Turk Kardiyol Dern Ars. 2018 Apr;46(3):175-183. doi: 10.5543/tkda.2017.66724.
The aim of this study was to evaluate the longterm, post-discharge follow-up of antithrombotic management patterns (AMPs), clinical outcomes, and real-life health status of patients hospitalized acute coronary syndrome (ACS).
A total of 1034 patients hospitalized for ACS within 24 hours of symptom onset who survived to discharge were included. Of those, 514 had ST-segment elevation myocardial infarction (STEMI) and 520 had unstable angina (UA)/non-STEMI (NSTEMI). Data on follow-up AMPs, clinical outcomes, and health status were collected during 24 months of follow-up.
The overall all-cause mortality was 6.4% (6.7% in UA/NSTEMI and 6.0% in STEMI patients), cardiovascular (CV) events had occurred in 9.4% (9.8% in UA/NSTEMI and 8.9% in STEMI patients), and bleeding events in 2.0% (2.3% in STEMI and 1.7% in UA/NSTEMI patients) of patients at 2 years after discharge. EuroQol-visual analogue scales scores increased from 78.9 to 81.6 in STEMI patients, and from 76.0 to 76.2 in UA/NSTEMI patients. Discharge and 2-year postdischarge scores for the EuroQol-5D index were 0.7 and 0.9, respectively in STEMI patients, while it was 0.8 for each period in UA/STEMI patients. Overall, 57.5% of the patients on dual antiplatelet (AP) therapy at discharge remained on this treatment at 2 years after discharge. The use of 1AP/0 anticoagulant (AC) and ≥2AP/0AC were associated with a CV event risk of 10.5% and 8.9%, a mortality risk of 10.5% and 5.8%, and a bleeding event risk of 0.9% and. 2.2%, respectively.
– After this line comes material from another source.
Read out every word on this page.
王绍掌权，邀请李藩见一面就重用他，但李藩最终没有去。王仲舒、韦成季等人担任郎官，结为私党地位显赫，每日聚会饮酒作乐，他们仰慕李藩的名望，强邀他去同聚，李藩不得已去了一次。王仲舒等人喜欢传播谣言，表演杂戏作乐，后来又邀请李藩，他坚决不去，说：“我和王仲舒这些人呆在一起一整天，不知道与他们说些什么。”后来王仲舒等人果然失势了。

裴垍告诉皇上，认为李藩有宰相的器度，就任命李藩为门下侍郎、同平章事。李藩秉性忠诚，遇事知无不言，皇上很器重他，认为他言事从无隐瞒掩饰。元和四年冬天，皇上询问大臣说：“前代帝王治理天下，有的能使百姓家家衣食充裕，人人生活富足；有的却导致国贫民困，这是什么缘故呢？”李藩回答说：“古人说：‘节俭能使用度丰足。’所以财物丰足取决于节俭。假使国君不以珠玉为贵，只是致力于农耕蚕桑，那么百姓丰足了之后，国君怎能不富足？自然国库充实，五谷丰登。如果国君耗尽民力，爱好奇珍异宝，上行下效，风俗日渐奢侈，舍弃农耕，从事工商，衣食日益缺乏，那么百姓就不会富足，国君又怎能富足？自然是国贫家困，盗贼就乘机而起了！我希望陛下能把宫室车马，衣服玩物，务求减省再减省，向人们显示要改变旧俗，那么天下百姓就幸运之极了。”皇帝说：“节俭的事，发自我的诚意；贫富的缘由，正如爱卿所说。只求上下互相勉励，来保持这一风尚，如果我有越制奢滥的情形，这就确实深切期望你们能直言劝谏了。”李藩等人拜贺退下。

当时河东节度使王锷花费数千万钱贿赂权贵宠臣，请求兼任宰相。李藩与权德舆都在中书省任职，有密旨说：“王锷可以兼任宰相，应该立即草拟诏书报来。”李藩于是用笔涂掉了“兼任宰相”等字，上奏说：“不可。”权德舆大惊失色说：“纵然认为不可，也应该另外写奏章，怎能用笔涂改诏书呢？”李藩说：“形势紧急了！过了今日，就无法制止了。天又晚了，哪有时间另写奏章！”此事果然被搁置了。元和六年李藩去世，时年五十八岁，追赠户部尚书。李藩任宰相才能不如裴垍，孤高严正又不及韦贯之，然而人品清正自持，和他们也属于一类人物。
These findings in a real-life population of ACS patients emphasize the importance of longer-term follow-up of ACS patients surviving hospitalization and support the likelihood of more favorable long-term outcomes in ACS management with the current treatment practices.
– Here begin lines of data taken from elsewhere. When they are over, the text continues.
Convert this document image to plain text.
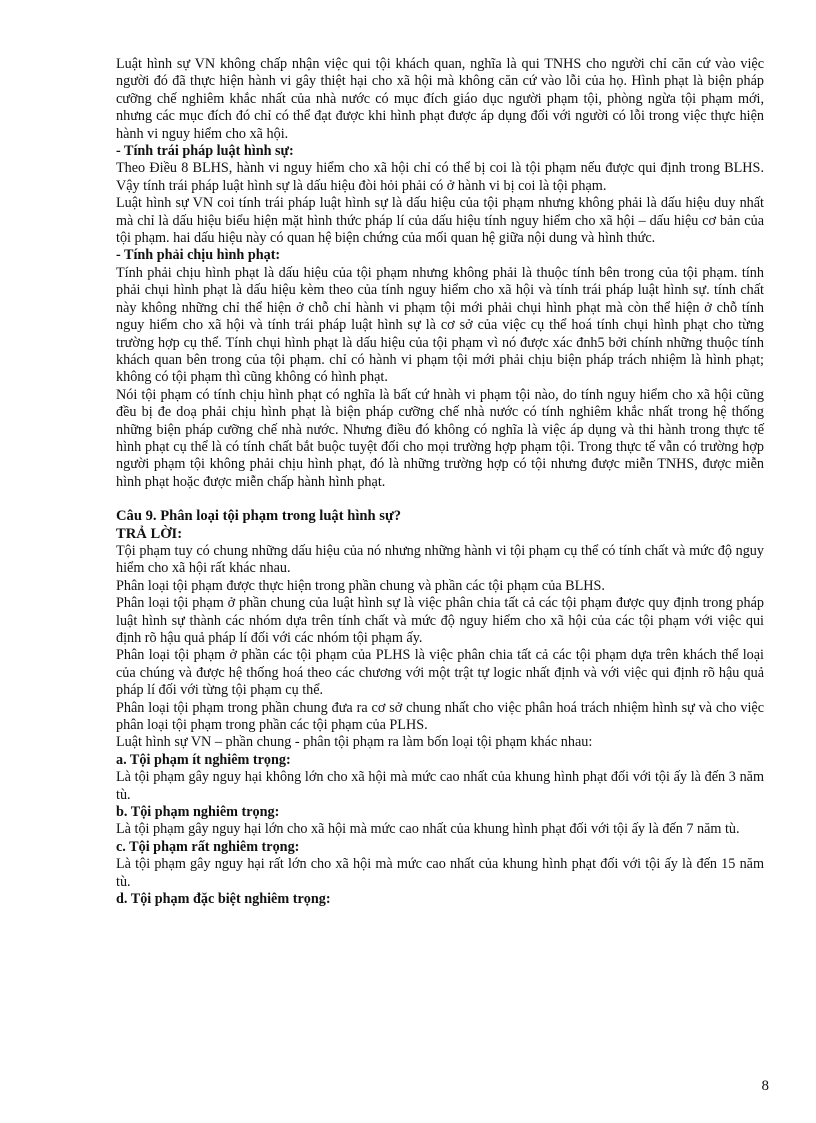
Luật hình sự VN không chấp nhận việc qui tội khách quan, nghĩa là qui TNHS cho người chỉ căn cứ vào việc người đó đã thực hiện hành vi gây thiệt hại cho xã hội mà không căn cứ vào lỗi của họ. Hình phạt là biện pháp cưỡng chế nghiêm khắc nhất của nhà nước có mục đích giáo dục người phạm tội, phòng ngừa tội phạm mới, nhưng các mục đích đó chỉ có thể đạt được khi hình phạt được áp dụng đối với người có lỗi trong việc thực hiện hành vi nguy hiểm cho xã hội.

- Tính trái pháp luật hình sự:

Theo Điều 8 BLHS, hành vi nguy hiểm cho xã hội chỉ có thể bị coi là tội phạm nếu được qui định trong BLHS. Vậy tính trái pháp luật hình sự là dấu hiệu đòi hỏi phải có ở hành vi bị coi là tội phạm.

Luật hình sự VN coi tính trái pháp luật hình sự là dấu hiệu của tội phạm nhưng không phải là dấu hiệu duy nhất mà chỉ là dấu hiệu biểu hiện mặt hình thức pháp lí của dấu hiệu tính nguy hiểm cho xã hội – dấu hiệu cơ bản của tội phạm. hai dấu hiệu này có quan hệ biện chứng của mối quan hệ giữa nội dung và hình thức.

- Tính phải chịu hình phạt:

Tính phải chịu hình phạt là dấu hiệu của tội phạm nhưng không phải là thuộc tính bên trong của tội phạm. tính phải chụi hình phạt là dấu hiệu kèm theo của tính nguy hiểm cho xã hội và tính trái pháp luật hình sự. tính chất này không những chỉ thể hiện ở chỗ chỉ hành vi phạm tội mới phải chụi hình phạt mà còn thể hiện ở chỗ tính nguy hiểm cho xã hội và tính trái pháp luật hình sự là cơ sở của việc cụ thể hoá tính chụi hình phạt cho từng trường hợp cụ thể. Tính chụi hình phạt là dấu hiệu của tội phạm vì nó được xác đnh5 bởi chính những thuộc tính khách quan bên trong của tội phạm. chỉ có hành vi phạm tội mới phải chịu biện pháp trách nhiệm là hình phạt; không có tội phạm thì cũng không có hình phạt.

Nói tội phạm có tính chịu hình phạt có nghĩa là bất cứ hnàh vi phạm tội nào, do tính nguy hiểm cho xã hội cũng đều bị đe doạ phải chịu hình phạt là biện pháp cưỡng chế nhà nước có tính nghiêm khắc nhất trong hệ thống những biện pháp cưỡng chế nhà nước. Nhưng điều đó không có nghĩa là việc áp dụng và thi hành trong thực tế hình phạt cụ thể là có tính chất bắt buộc tuyệt đối cho mọi trường hợp phạm tội. Trong thực tế vẫn có trường hợp người phạm tội không phải chịu hình phạt, đó là những trường hợp có tội nhưng được miễn TNHS, được miễn hình phạt hoặc được miễn chấp hành hình phạt.

Câu 9. Phân loại tội phạm trong luật hình sự?

TRẢ LỜI:

Tội phạm tuy có chung những dấu hiệu của nó nhưng những hành vi tội phạm cụ thể có tính chất và mức độ nguy hiểm cho xã hội rất khác nhau.

Phân loại tội phạm được thực hiện trong phần chung và phần các tội phạm của BLHS.

Phân loại tội phạm ở phần chung của luật hình sự là việc phân chia tất cả các tội phạm được quy định trong pháp luật hình sự thành các nhóm dựa trên tính chất và mức độ nguy hiểm cho xã hội của các tội phạm với việc qui định rõ hậu quả pháp lí đối với các nhóm tội phạm ấy.

Phân loại tội phạm ở phần các tội phạm của PLHS là việc phân chia tất cả các tội phạm dựa trên khách thể loại của chúng và được hệ thống hoá theo các chương với một trật tự logic nhất định và với việc qui định rõ hậu quả pháp lí đối với từng tội phạm cụ thể.

Phân loại tội phạm trong phần chung đưa ra cơ sở chung nhất cho việc phân hoá trách nhiệm hình sự và cho việc phân loại tội phạm trong phần các tội phạm của PLHS.

Luật hình sự VN – phần chung - phân tội phạm ra làm bốn loại tội phạm khác nhau:

a. Tội phạm ít nghiêm trọng:

Là tội phạm gây nguy hại không lớn cho xã hội mà mức cao nhất của khung hình phạt đối với tội ấy là đến 3 năm tù.

b. Tội phạm nghiêm trọng:

Là tội phạm gây nguy hại lớn cho xã hội mà mức cao nhất của khung hình phạt đối với tội ấy là đến 7 năm tù.

c. Tội phạm rất nghiêm trọng:

Là tội phạm gây nguy hại rất lớn cho xã hội mà mức cao nhất của khung hình phạt đối với tội ấy là đến 15 năm tù.

d. Tội phạm đặc biệt nghiêm trọng:

8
本研究旨在评估急性冠状动脉综合征(ACS)住院患者出院后的长期抗栓治疗管理模式(AMPs)、临床结局及实际健康状况。
纳入1034例症状发作24小时内住院且存活至出院的ACS患者。其中,514例为ST段抬高型心肌梗死(STEMI),520例为不稳定型心绞痛(UA)/非ST段抬高型心肌梗死(NSTEMI)。在24个月的随访期间收集随访AMPs、临床结局及健康状况的数据。
出院2年后,总体全因死亡率为6.4%(UA/NSTEMI患者为6.7%,STEMI患者为6.0%),心血管(CV)事件发生率为9.4%(UA/NSTEMI患者为9.8%,STEMI患者为8.9%),出血事件发生率为2.0%(STEMI患者为2.3%,UA/NSTEMI患者为1.7%)。STEMI患者的欧洲五维健康量表视觉模拟量表评分从78.9提高到81.6,UA/NSTEMI患者从76.0提高到76.2。STEMI患者出院时及出院2年时的欧洲五维健康量表5维度指数评分分别为0.7和0.9,而UA/NSTEMI患者各时期均为0.8。总体而言,出院时接受双联抗血小板(AP)治疗的患者中,57.5%在出院2年后仍接受该治疗。使用1种抗血小板药物/0种抗凝药物(AC)和≥2种抗血小板药物/0种抗凝药物的患者发生CV事件的风险分别为10.5%和8.9%,死亡风险分别为10.5%和5.8%,出血事件风险分别为0.9%和2.2%。
这些在ACS患者真实人群中的研究结果强调了对存活出院的ACS患者进行长期随访的重要性,并支持当前治疗方法在ACS管理中实现更有利长期结局的可能性。